Generals underline Rumsfeld's folly

The flap over Rumsfeld shows what can happen when ideologues manage a war.

Success, it is said, has a thousand fathers while failure is oft an orphan. It is perhaps overly simple to attribute to Defense Secretary Donald Rumsfeld alone paternity for policies that have left Iraq in the throes of communal violence and without a functioning government. But the current flap over Mr. Rumsfeld generated by several retired generals underlines what can happen when ideologues manage a war.

Former Deputy Defense Secretary Paul Wolfowitz, now safely ensconced in the World Bank, may reflect on how he marginalized former Army Chief of Staff Gen.
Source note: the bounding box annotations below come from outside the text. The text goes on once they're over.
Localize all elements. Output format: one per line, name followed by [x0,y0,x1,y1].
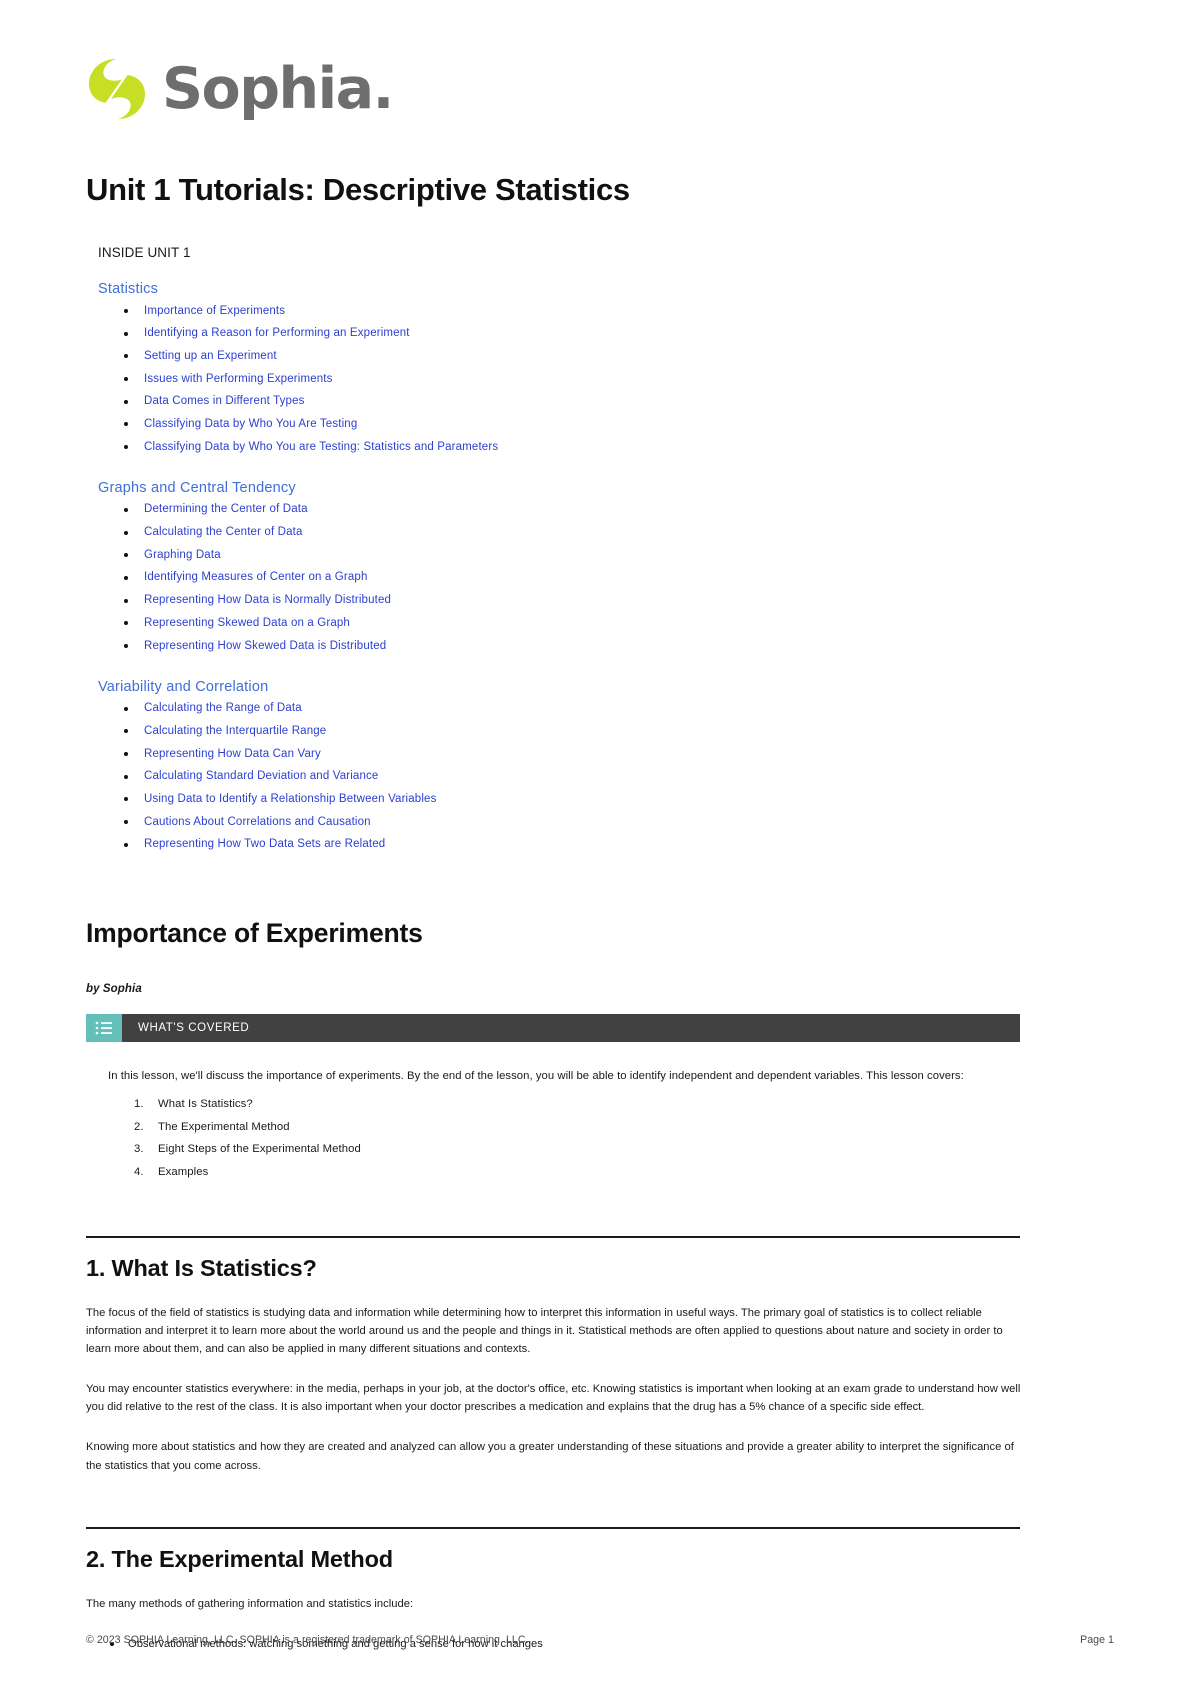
objective-item: The Experimental Method [134,1120,290,1133]
section-paragraph: You may encounter statistics everywhere:… [86,1383,1021,1414]
toc-link[interactable]: Classifying Data by Who You Are Testing [122,413,1020,436]
section-divider [86,1235,1020,1238]
brand-wordmark: Sophia. [162,55,394,122]
section-divider [86,1526,1020,1529]
toc-link[interactable]: Identifying a Reason for Performing an E… [122,323,1020,346]
toc-link[interactable]: Classifying Data by Who You are Testing:… [122,436,1020,459]
toc-list: Calculating the Range of Data Calculatin… [122,698,1020,857]
toc-link[interactable]: Calculating the Range of Data [122,698,1020,721]
sophia-leaf-logo-icon [86,57,148,121]
toc-link[interactable]: Calculating the Center of Data [122,522,1020,545]
table-of-contents: Statistics Importance of Experiments Ide… [86,281,1020,856]
toc-section-title: Variability and Correlation [98,678,269,695]
toc-link[interactable]: Setting up an Experiment [122,345,1020,368]
toc-list: Importance of Experiments Identifying a … [122,300,1020,459]
lesson-byline: by Sophia [86,983,142,996]
toc-link[interactable]: Issues with Performing Experiments [122,368,1020,391]
toc-link[interactable]: Identifying Measures of Center on a Grap… [122,567,1020,590]
lesson-title: Importance of Experiments [86,918,423,949]
toc-link[interactable]: Calculating the Interquartile Range [122,720,1020,743]
section-paragraph: The focus of the field of statistics is … [86,1306,1003,1356]
objective-item: What Is Statistics? [134,1098,253,1111]
lesson-intro: In this lesson, we'll discuss the import… [108,1070,964,1083]
whats-covered-bar: WHAT'S COVERED [122,1014,1020,1043]
toc-section-statistics: Statistics Importance of Experiments Ide… [98,281,1020,459]
whats-covered-content: In this lesson, we'll discuss the import… [86,1068,1020,1183]
section-heading-1: 1. What Is Statistics? [86,1254,317,1281]
toc-list: Determining the Center of Data Calculati… [122,499,1020,658]
objective-item: Eight Steps of the Experimental Method [134,1143,361,1156]
toc-section-title: Graphs and Central Tendency [98,479,296,496]
toc-link[interactable]: Data Comes in Different Types [122,391,1020,414]
section-paragraph: The many methods of gathering informatio… [86,1597,414,1610]
section-heading-2: 2. The Experimental Method [86,1545,393,1572]
toc-link[interactable]: Representing Skewed Data on a Graph [122,612,1020,635]
brand-logo: Sophia. [86,50,1020,128]
page-number: Page 1 [1080,1634,1114,1646]
objectives-list: What Is Statistics? The Experimental Met… [134,1094,1020,1184]
objective-item: Examples [134,1165,209,1178]
toc-section-variability-and-correlation: Variability and Correlation Calculating … [98,679,1020,857]
page-content: Sophia. Unit 1 Tutorials: Descriptive St… [0,0,1200,1656]
page-footer: © 2023 SOPHIA Learning, LLC. SOPHIA is a… [86,1634,1114,1646]
document-page: Sophia. Unit 1 Tutorials: Descriptive St… [0,0,1200,1698]
toc-link[interactable]: Representing How Skewed Data is Distribu… [122,635,1020,658]
list-icon [86,1014,122,1043]
toc-link[interactable]: Calculating Standard Deviation and Varia… [122,766,1020,789]
page-title: Unit 1 Tutorials: Descriptive Statistics [86,172,630,207]
whats-covered-label: WHAT'S COVERED [138,1022,250,1035]
toc-link[interactable]: Representing How Two Data Sets are Relat… [122,834,1020,857]
toc-link[interactable]: Determining the Center of Data [122,499,1020,522]
whats-covered-banner: WHAT'S COVERED [86,1014,1020,1043]
copyright-text: © 2023 SOPHIA Learning, LLC. SOPHIA is a… [86,1634,529,1646]
toc-link[interactable]: Graphing Data [122,544,1020,567]
toc-section-graphs-and-central-tendency: Graphs and Central Tendency Determining … [98,480,1020,658]
toc-link[interactable]: Using Data to Identify a Relationship Be… [122,788,1020,811]
toc-link[interactable]: Cautions About Correlations and Causatio… [122,811,1020,834]
toc-label: INSIDE UNIT 1 [98,245,191,260]
toc-section-title: Statistics [98,281,159,297]
toc-link[interactable]: Representing How Data is Normally Distri… [122,590,1020,613]
section-paragraph: Knowing more about statistics and how th… [86,1441,1014,1472]
toc-link[interactable]: Importance of Experiments [122,300,1020,323]
toc-link[interactable]: Representing How Data Can Vary [122,743,1020,766]
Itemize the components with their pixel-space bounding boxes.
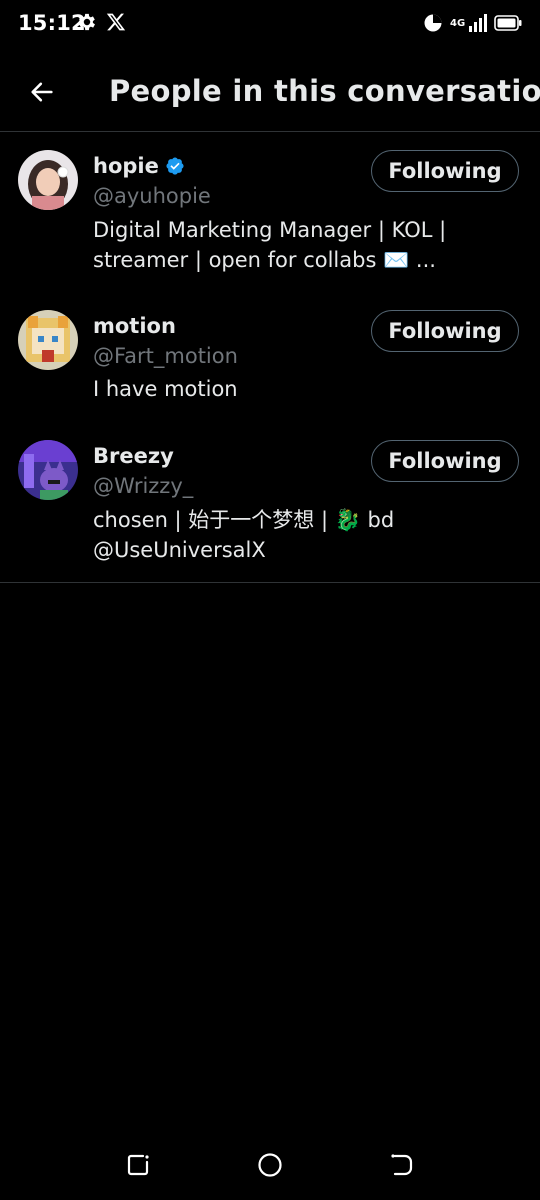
list-item-breezy[interactable]: Breezy @Wrizzy_ chosen | 始于一个梦想 | 🐉 bd @… [0,422,540,572]
arrow-left-icon [31,82,53,102]
person-bio: I have motion [93,374,513,404]
bio-line: streamer | open for collabs ✉️ ... [93,248,436,272]
page-header: People in this conversation [0,48,540,132]
name-row: motion [93,314,176,338]
battery-icon [494,15,522,31]
page-title: People in this conversation [109,74,540,108]
avatar-photo-icon [18,440,78,500]
list-item-motion[interactable]: motion @Fart_motion I have motion Follow… [0,292,540,422]
status-bar: 15:12 4G [0,0,540,48]
status-right-icons: 4G [423,12,522,34]
recents-icon[interactable] [123,1150,153,1180]
person-handle: @Fart_motion [93,344,238,368]
network-type: 4G [450,17,466,29]
name-row: hopie [93,154,185,178]
person-name: motion [93,314,176,338]
person-name: Breezy [93,444,174,468]
person-handle: @ayuhopie [93,184,211,208]
system-nav-bar [0,1140,540,1188]
avatar[interactable] [18,150,78,210]
bio-line: chosen | 始于一个梦想 | 🐉 bd [93,508,395,532]
person-handle: @Wrizzy_ [93,474,194,498]
avatar[interactable] [18,440,78,500]
bio-line: @UseUniversalX [93,538,266,562]
following-button[interactable]: Following [371,440,519,482]
person-bio: Digital Marketing Manager | KOL | stream… [93,215,513,275]
home-circle-icon[interactable] [255,1150,285,1180]
x-logo-icon [106,13,126,31]
data-saver-icon [424,14,442,32]
avatar[interactable] [18,310,78,370]
person-name: hopie [93,154,159,178]
gear-icon [79,13,95,31]
people-list: hopie @ayuhopie Digital Marketing Manage… [0,132,540,583]
verified-badge-icon [166,157,184,175]
person-bio: chosen | 始于一个梦想 | 🐉 bd @UseUniversalX [93,505,513,565]
bio-line: I have motion [93,377,238,401]
following-button[interactable]: Following [371,310,519,352]
back-nav-icon[interactable] [387,1150,417,1180]
name-row: Breezy [93,444,174,468]
signal-icon [469,14,487,32]
list-item-hopie[interactable]: hopie @ayuhopie Digital Marketing Manage… [0,132,540,292]
bio-line: Digital Marketing Manager | KOL | [93,218,447,242]
following-button[interactable]: Following [371,150,519,192]
back-button[interactable] [22,72,62,112]
avatar-photo-icon [18,150,78,210]
avatar-photo-icon [18,310,78,370]
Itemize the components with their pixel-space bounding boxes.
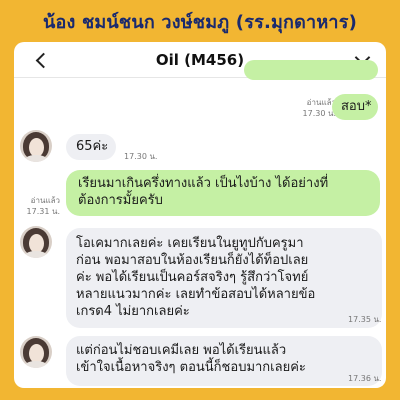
- avatar-body: [24, 361, 48, 368]
- message-line: ก่อน พอมาสอบในห้องเรียนก็ยังได้ท็อปเลย: [76, 253, 309, 268]
- incoming-message[interactable]: แต่ก่อนไม่ชอบเคมีเลย พอได้เรียนแล้ว เข้า…: [66, 336, 382, 386]
- message-text: 65ค่ะ: [76, 139, 109, 154]
- message-line: เข้าใจเนื้อหาจริงๆ ตอนนี้ก็ชอบมากเลยค่ะ: [76, 360, 306, 375]
- message-line: หลายแนวมากค่ะ เลยทำข้อสอบได้หลายข้อ: [76, 287, 316, 302]
- chat-window: Oil (M456) อ่านแล้ว 17.30 น. สอบ* 65ค่ะ …: [14, 42, 386, 388]
- message-time: 17.31 น.: [26, 207, 60, 216]
- chevron-left-icon: [35, 52, 51, 68]
- message-line: โอเคมากเลยค่ะ เคยเรียนในยูทูปกับครูมา: [76, 236, 304, 251]
- message-line: เกรด4 ไม่ยากเลยค่ะ: [76, 304, 190, 319]
- message-text: สอบ*: [341, 99, 372, 114]
- contact-avatar[interactable]: [20, 130, 52, 162]
- contact-avatar[interactable]: [20, 226, 52, 258]
- read-status: อ่านแล้ว: [306, 98, 336, 107]
- message-line: เรียนมาเกินครึ่งทางแล้ว เป็นไงบ้าง ได้อย…: [78, 176, 329, 191]
- chat-title: Oil (M456): [155, 50, 245, 69]
- message-line: แต่ก่อนไม่ชอบเคมีเลย พอได้เรียนแล้ว: [76, 343, 287, 358]
- message-line: ต้องการมั้ยครับ: [78, 193, 163, 208]
- message-line: ค่ะ พอได้เรียนเป็นคอร์สจริงๆ รู้สึกว่าโจ…: [76, 270, 309, 285]
- message-time: 17.36 น.: [348, 374, 382, 383]
- banner-title: น้อง ชมน์ชนก วงษ์ชมภู (รร.มุกดาหาร): [42, 11, 358, 33]
- outgoing-message[interactable]: สอบ*: [332, 94, 378, 120]
- contact-avatar[interactable]: [20, 336, 52, 368]
- message-time: 17.35 น.: [348, 315, 382, 324]
- avatar-body: [24, 251, 48, 258]
- banner: น้อง ชมน์ชนก วงษ์ชมภู (รร.มุกดาหาร): [0, 0, 400, 42]
- incoming-message[interactable]: โอเคมากเลยค่ะ เคยเรียนในยูทูปกับครูมา ก่…: [66, 228, 382, 328]
- back-button[interactable]: [32, 50, 51, 70]
- read-status: อ่านแล้ว: [30, 196, 60, 205]
- outgoing-message[interactable]: เรียนมาเกินครึ่งทางแล้ว เป็นไงบ้าง ได้อย…: [66, 170, 380, 216]
- incoming-message[interactable]: 65ค่ะ: [66, 134, 116, 160]
- message-list: อ่านแล้ว 17.30 น. สอบ* 65ค่ะ 17.30 น. อ่…: [14, 60, 386, 388]
- outgoing-message[interactable]: [244, 60, 378, 80]
- avatar-body: [24, 155, 48, 162]
- message-time: 17.30 น.: [302, 109, 336, 118]
- message-time: 17.30 น.: [124, 152, 158, 161]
Eric Shinseki as "wildly off the mark" after General Shinseki told Congress, based on his experience in Bosnia, that Iraq might require several hundred thousand troops. Later - like three years later - former Chairman of the Joint Chiefs Richard Myers says that Shinseki was "inappropriately criticized."

Then there was Vice President Dick Cheney, who predicted that the war would last "weeks rather than months." Mr. Cheney was also the one who predicted that the invading forces would be "greeted as liberators."

I recall these quotes because it is so unusual to have civilian control of the military end up with civilians out of control.

Five years ago, when Rumsfeld took over at the Pentagon, he quickly moved to assert greater civilian control over the top military officers. But The Wall Street Journal says that now his grip is slipping as some uniformed officers increasingly chart their own course. One retired colonel described Rumsfeld as "increasingly a spent force."

That being so, the question may not be whether the president will call for his resignation, but how long Rumsfeld will want to serve as his influence wanes.

Daniel Schorr is a senior news analyst at National Public Radio.